The generated RDF Graph is as follows:

<http://foo.example/DB/People/ID=7> rdf:type <http://foo.example/DB/People>;
    <http://foo.example/DB/People/#ID> 7;
    <http://foo.example/DB/People/#fname> "Bob";
    <http://foo.example/DB/People/#addr> 18;
    <http://foo.example/DB/People/#ref-addr> <http://foo.example/DB/Addresses/ID=18>;
    <http://foo.example/DB/People/#deptName> "accounting";
    <http://foo.example/DB/People/#deptCity> "Cambridge";
    <http://foo.example/DB/People/#ref-deptName;deptCity> <http://foo.example/DB/Department/ID=23>;
    .

<http://foo.example/DB/Addresses/ID=18> rdf:type <http://foo.example/DB/Addresses>.
    <http://foo.example/DB/Addresses/#ID> 18;
    <http://foo.example/DB/Addresses/#city> "Cambridge";
    <http://foo.example/DB/Addresses/#addr> "MA"
    .

<http://foo.example/DB/Departments/ID=23> rdf:type <http://foo.example/DB/Addresses>.
    <http://foo.example/DB/Departments/#ID> 23;
    <http://foo.example/DB/Departments/#name> "accounting";
    <http://foo.example/DB/Departments/#city> "Cambridge";
    <http://foo.example/DB/Departments/#manager> 8;
    <http://foo.example/DB/Departments/#ref-manager> <http://foo.example/DB/People/ID=8>
    .

The major difference, compared to the simpler example with foreign keys is the usage of the unique keys. To generate the right object URI in the RDF graph (i.e., http://foo.example/DB/Department/ID=23) the RDF Direct Mapping processor has to find that unique key combination in the target table (Department) and, using that combination, has to establish the subject for that specific row (http://foo.example/DB/Departments/ID=23) which can then be used as an object URL. This can be done because the RDF Direct Mapping processor has access to several tables within the same Relation Database. If these tables are related through foreign and unique candidate keys, it is therefore straightforward to access all the tables in parallel and establish the relationships to generate the triples.

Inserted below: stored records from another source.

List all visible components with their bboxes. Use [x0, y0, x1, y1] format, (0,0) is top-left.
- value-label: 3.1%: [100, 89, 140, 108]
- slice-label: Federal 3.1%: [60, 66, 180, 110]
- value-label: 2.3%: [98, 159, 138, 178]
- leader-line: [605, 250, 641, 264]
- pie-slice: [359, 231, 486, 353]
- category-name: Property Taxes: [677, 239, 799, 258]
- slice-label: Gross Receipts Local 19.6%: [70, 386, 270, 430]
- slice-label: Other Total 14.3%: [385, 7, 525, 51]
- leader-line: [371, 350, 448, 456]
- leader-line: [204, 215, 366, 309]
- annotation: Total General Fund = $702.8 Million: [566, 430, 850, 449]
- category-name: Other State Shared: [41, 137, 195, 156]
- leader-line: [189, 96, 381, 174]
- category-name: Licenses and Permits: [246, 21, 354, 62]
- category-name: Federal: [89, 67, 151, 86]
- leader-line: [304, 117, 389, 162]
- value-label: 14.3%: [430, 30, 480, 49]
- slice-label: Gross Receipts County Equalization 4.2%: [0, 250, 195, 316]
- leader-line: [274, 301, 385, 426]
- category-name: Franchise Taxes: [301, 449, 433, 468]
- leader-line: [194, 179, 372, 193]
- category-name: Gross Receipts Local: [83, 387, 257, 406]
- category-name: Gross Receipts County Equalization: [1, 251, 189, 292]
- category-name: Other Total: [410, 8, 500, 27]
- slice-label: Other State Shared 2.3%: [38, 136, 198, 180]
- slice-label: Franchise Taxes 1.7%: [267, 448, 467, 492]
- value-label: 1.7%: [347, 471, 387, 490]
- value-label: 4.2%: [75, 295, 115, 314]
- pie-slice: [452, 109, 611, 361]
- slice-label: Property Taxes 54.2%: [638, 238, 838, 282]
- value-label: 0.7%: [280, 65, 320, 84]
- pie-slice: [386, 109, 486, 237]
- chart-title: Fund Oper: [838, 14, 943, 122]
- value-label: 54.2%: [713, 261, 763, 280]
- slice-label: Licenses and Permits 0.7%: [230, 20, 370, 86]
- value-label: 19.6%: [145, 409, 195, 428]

However, this combination cannot be handled in the CSVW Metadata. The situation for CSV files is indeed different: CSV tables are typically single and, potentially, very large files, meaning that a CSV processor cannot be expected to handle several CSV tables in parallel. That is the reason why the Metadata specification does not introduce features that would force to access several tables randomly; this also means that such an RDF mapping cannot be reproduced in CSV2RDF.